A vinícola Arunda foi fundada em 1979, a 1.200 metros acima do nível do mar, está localizada no município Mölten (Meltina, pequeno povoado Alpino) cerca de 20 km de Bolzano, na região italiana de vinhos Trentino Alto Adige. É a mais alta da Europa.  A vinícola familiar é dirigido por Josef Reiterer (microbiologista, viticultor que mantém contato técnico com os viticultores), sua esposa Marianne (atendimento ao cliente) e Michael Reiterer (vendas, marketing). Há apenas espumantes produzidos pelo método tradicional, amadurecidos  ao menos 24 meses e o Reserva permanece até cinco anos sobre as borras. Não há vinhedos próprios, mas as variedades utilizadas são Chardonnay, Pinot Blanc e Pinot Noir que vem de viticultores de diferentes regiões do sul do Tirol como Buchholz perto de Salurn, Eppan-Berg, Girlan e Terlano. O cultivo é controlado pela família Reiterer.
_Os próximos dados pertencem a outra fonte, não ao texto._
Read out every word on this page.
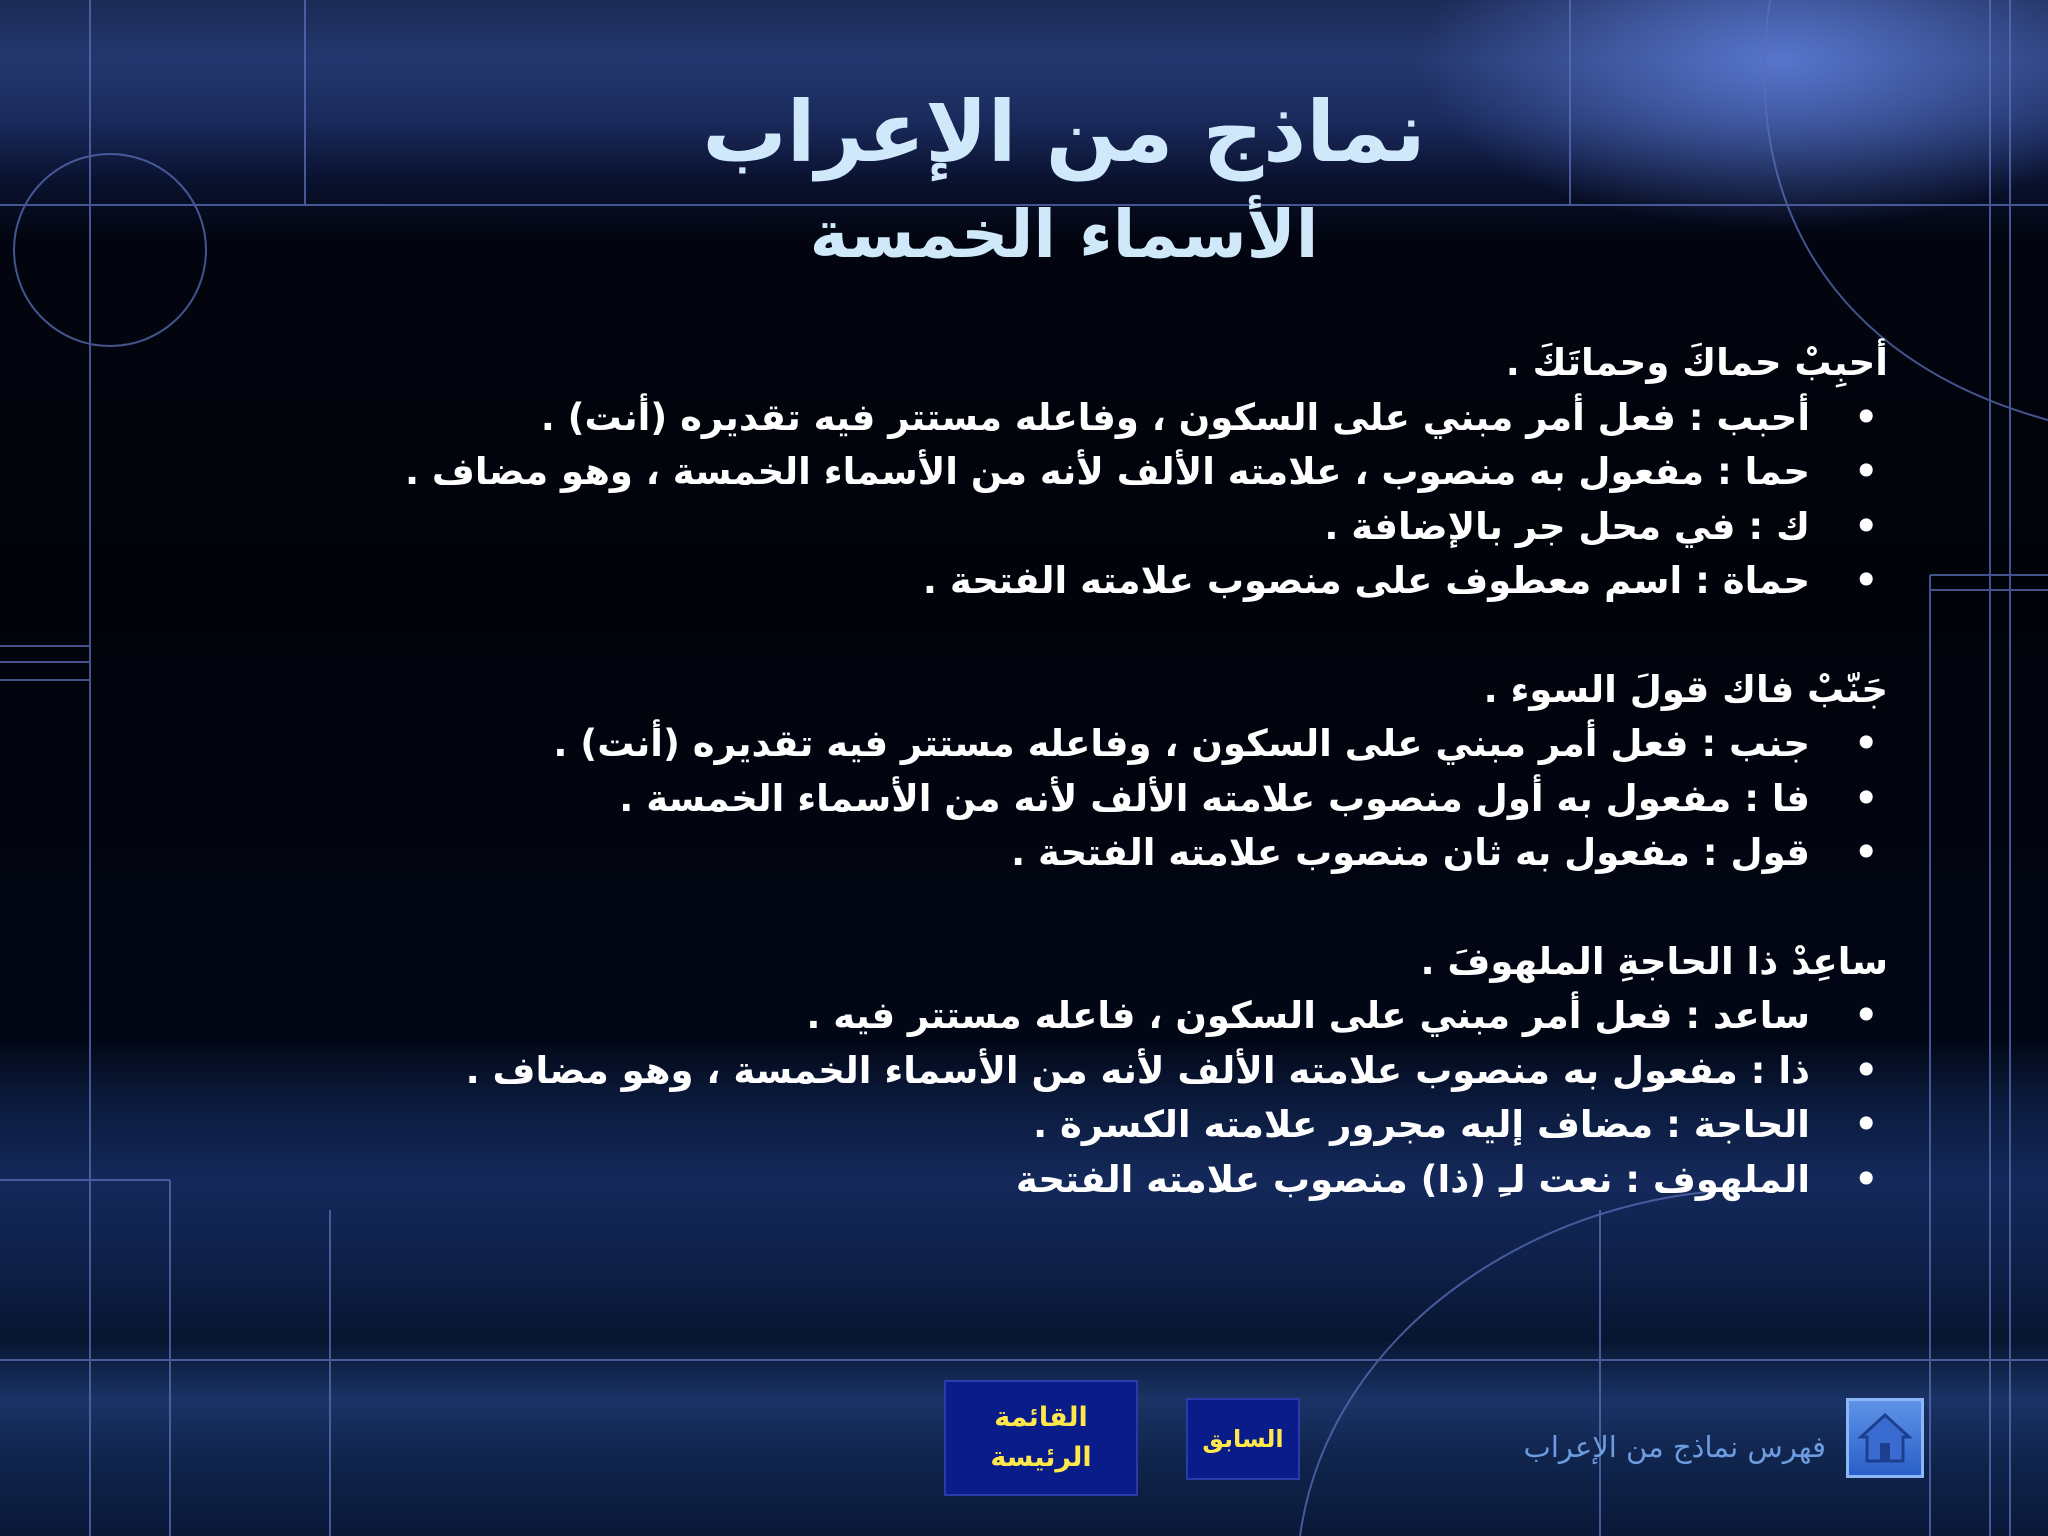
نماذج من الإعراب
الأسماء الخمسة
أحبِبْ حماكَ وحماتَكَ .
•
أحبب : فعل أمر مبني على السكون ، وفاعله مستتر فيه تقديره (أنت) .
•
حما : مفعول به منصوب ، علامته الألف لأنه من الأسماء الخمسة ، وهو مضاف .
•
ك : في محل جر بالإضافة .
•
حماة : اسم معطوف على منصوب علامته الفتحة .
جَنّبْ فاك قولَ السوء .
•
جنب : فعل أمر مبني على السكون ، وفاعله مستتر فيه تقديره (أنت) .
•
فا : مفعول به أول منصوب علامته الألف لأنه من الأسماء الخمسة .
•
قول : مفعول به ثان منصوب علامته الفتحة .
ساعِدْ ذا الحاجةِ الملهوفَ .
•
ساعد : فعل أمر مبني على السكون ، فاعله مستتر فيه .
•
ذا : مفعول به منصوب علامته الألف لأنه من الأسماء الخمسة ، وهو مضاف .
•
الحاجة : مضاف إليه مجرور علامته الكسرة .
•
الملهوف : نعت لـِ (ذا) منصوب علامته الفتحة
القائمة الرئيسة
السابق	فهرس نماذج من الإعراب
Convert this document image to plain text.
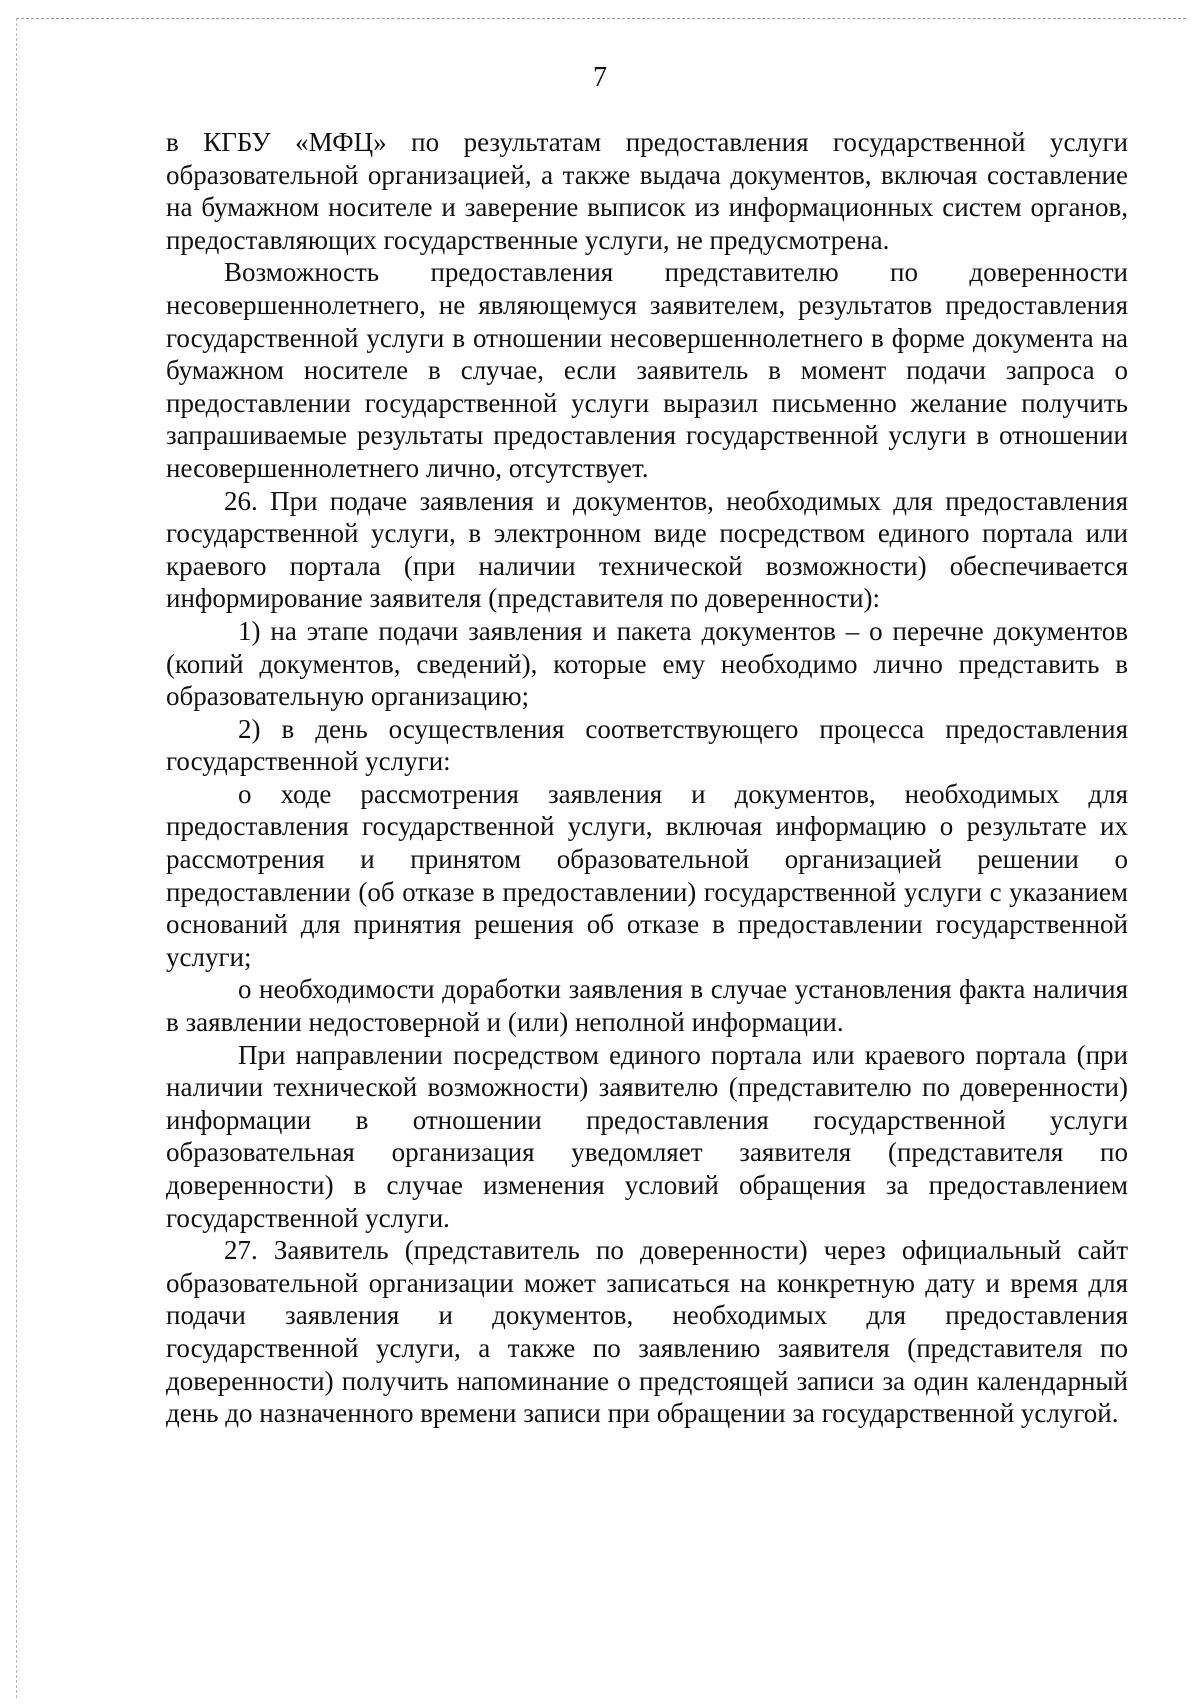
7

в КГБУ «МФЦ» по результатам предоставления государственной услуги образовательной организацией, а также выдача документов, включая составление на бумажном носителе и заверение выписок из информационных систем органов, предоставляющих государственные услуги, не предусмотрена.

Возможность предоставления представителю по доверенности несовершеннолетнего, не являющемуся заявителем, результатов предоставления государственной услуги в отношении несовершеннолетнего в форме документа на бумажном носителе в случае, если заявитель в момент подачи запроса о предоставлении государственной услуги выразил письменно желание получить запрашиваемые результаты предоставления государственной услуги в отношении несовершеннолетнего лично, отсутствует.

26. При подаче заявления и документов, необходимых для предоставления государственной услуги, в электронном виде посредством единого портала или краевого портала (при наличии технической возможности) обеспечивается информирование заявителя (представителя по доверенности):

1) на этапе подачи заявления и пакета документов – о перечне документов (копий документов, сведений), которые ему необходимо лично представить в образовательную организацию;

2) в день осуществления соответствующего процесса предоставления государственной услуги:

о ходе рассмотрения заявления и документов, необходимых для предоставления государственной услуги, включая информацию о результате их рассмотрения и принятом образовательной организацией решении о предоставлении (об отказе в предоставлении) государственной услуги с указанием оснований для принятия решения об отказе в предоставлении государственной услуги;

о необходимости доработки заявления в случае установления факта наличия в заявлении недостоверной и (или) неполной информации.

При направлении посредством единого портала или краевого портала (при наличии технической возможности) заявителю (представителю по доверенности) информации в отношении предоставления государственной услуги образовательная организация уведомляет заявителя (представителя по доверенности) в случае изменения условий обращения за предоставлением государственной услуги.

27. Заявитель (представитель по доверенности) через официальный сайт образовательной организации может записаться на конкретную дату и время для подачи заявления и документов, необходимых для предоставления государственной услуги, а также по заявлению заявителя (представителя по доверенности) получить напоминание о предстоящей записи за один календарный день до назначенного времени записи при обращении за государственной услугой.
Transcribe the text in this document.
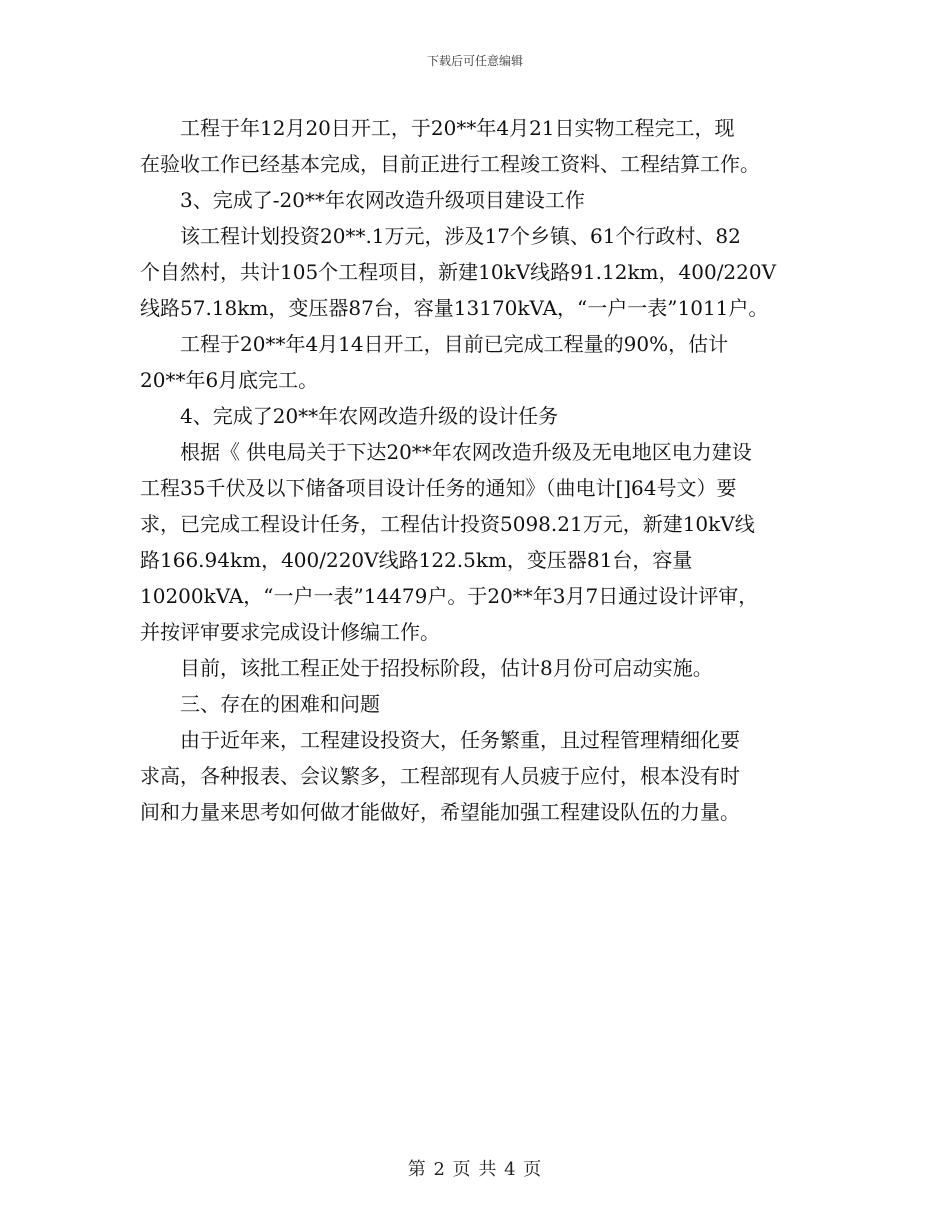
下载后可任意编辑

工程于年12月20日开工，于20**年4月21日实物工程完工，现

在验收工作已经基本完成，目前正进行工程竣工资料、工程结算工作。

3、完成了-20**年农网改造升级项目建设工作

该工程计划投资20**.1万元，涉及17个乡镇、61个行政村、82

个自然村，共计105个工程项目，新建10kV线路91.12km，400/220V

线路57.18km，变压器87台，容量13170kVA，“一户一表”1011户。

工程于20**年4月14日开工，目前已完成工程量的90%，估计

20**年6月底完工。

4、完成了20**年农网改造升级的设计任务

根据《 供电局关于下达20**年农网改造升级及无电地区电力建设

工程35千伏及以下储备项目设计任务的通知》（曲电计[]64号文）要

求，已完成工程设计任务，工程估计投资5098.21万元，新建10kV线

路166.94km，400/220V线路122.5km，变压器81台，容量

10200kVA，“一户一表”14479户。于20**年3月7日通过设计评审，

并按评审要求完成设计修编工作。

目前，该批工程正处于招投标阶段，估计8月份可启动实施。

三、存在的困难和问题

由于近年来，工程建设投资大，任务繁重，且过程管理精细化要

求高，各种报表、会议繁多，工程部现有人员疲于应付，根本没有时

间和力量来思考如何做才能做好，希望能加强工程建设队伍的力量。

第 2 页 共 4 页
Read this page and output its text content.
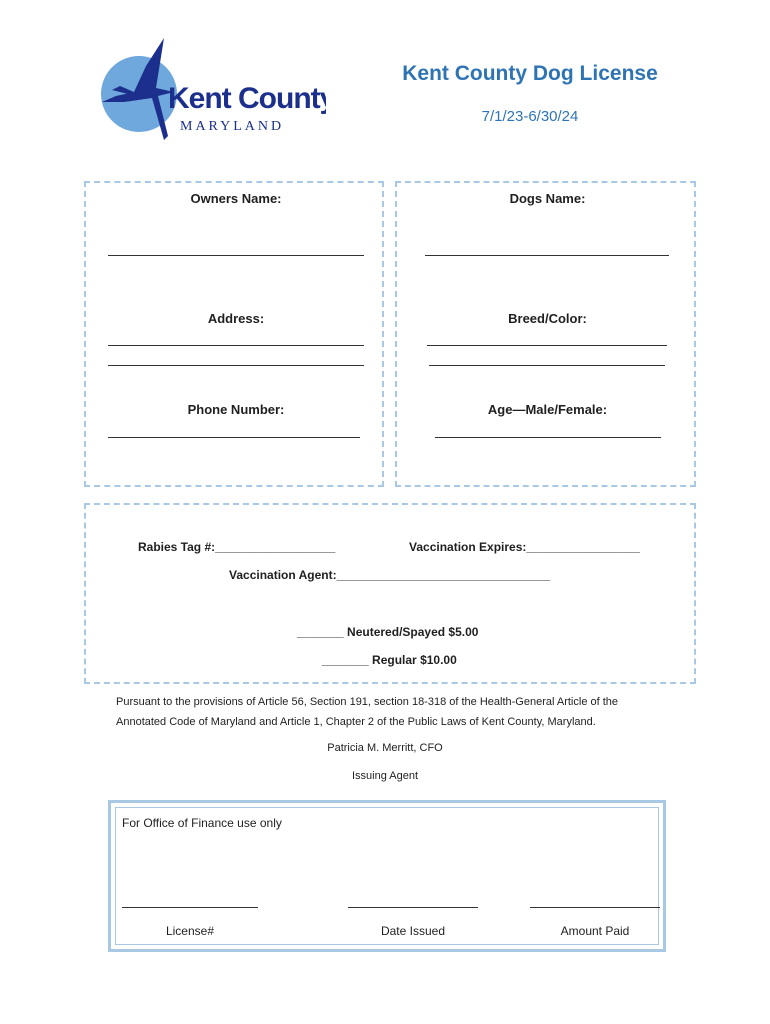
Kent County
MARYLAND
Kent County Dog License
7/1/23-6/30/24
Owners Name:
Address:
Phone Number:
Dogs Name:
Breed/Color:
Age—Male/Female:
Rabies Tag #:__________________	Vaccination Expires:_________________
Vaccination Agent:________________________________
_______ Neutered/Spayed $5.00
_______ Regular $10.00
Pursuant to the provisions of Article 56, Section 191, section 18-318 of the Health-General Article of the
Annotated Code of Maryland and Article 1, Chapter 2 of the Public Laws of Kent County, Maryland.
Patricia M. Merritt, CFO
Issuing Agent
For Office of Finance use only
License#	Date Issued	Amount Paid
Arunda Espumante Brut – elaborado com Chardonnay (50%),  Pinot Blanc (30%) e Pinot Noir (20%)  com amadurecimento de  26 meses ”sobre as leveduras” na garrafa. Perlage fino e persistente.Teor alcoólico de 12,69%. A coloração é de um amarelo palha brilhante. Os aromas mostram frutas cítricas, toques florais e pão fresco.  Na boca apresenta cremosidade suave, toque adocicado, acidez equilibrada, elegante. Final longo sedoso e macio com os cítricos se mostrando. Avaliação: 91/100 pontos. Preço: R$ 127,00, aos participantes da degustação.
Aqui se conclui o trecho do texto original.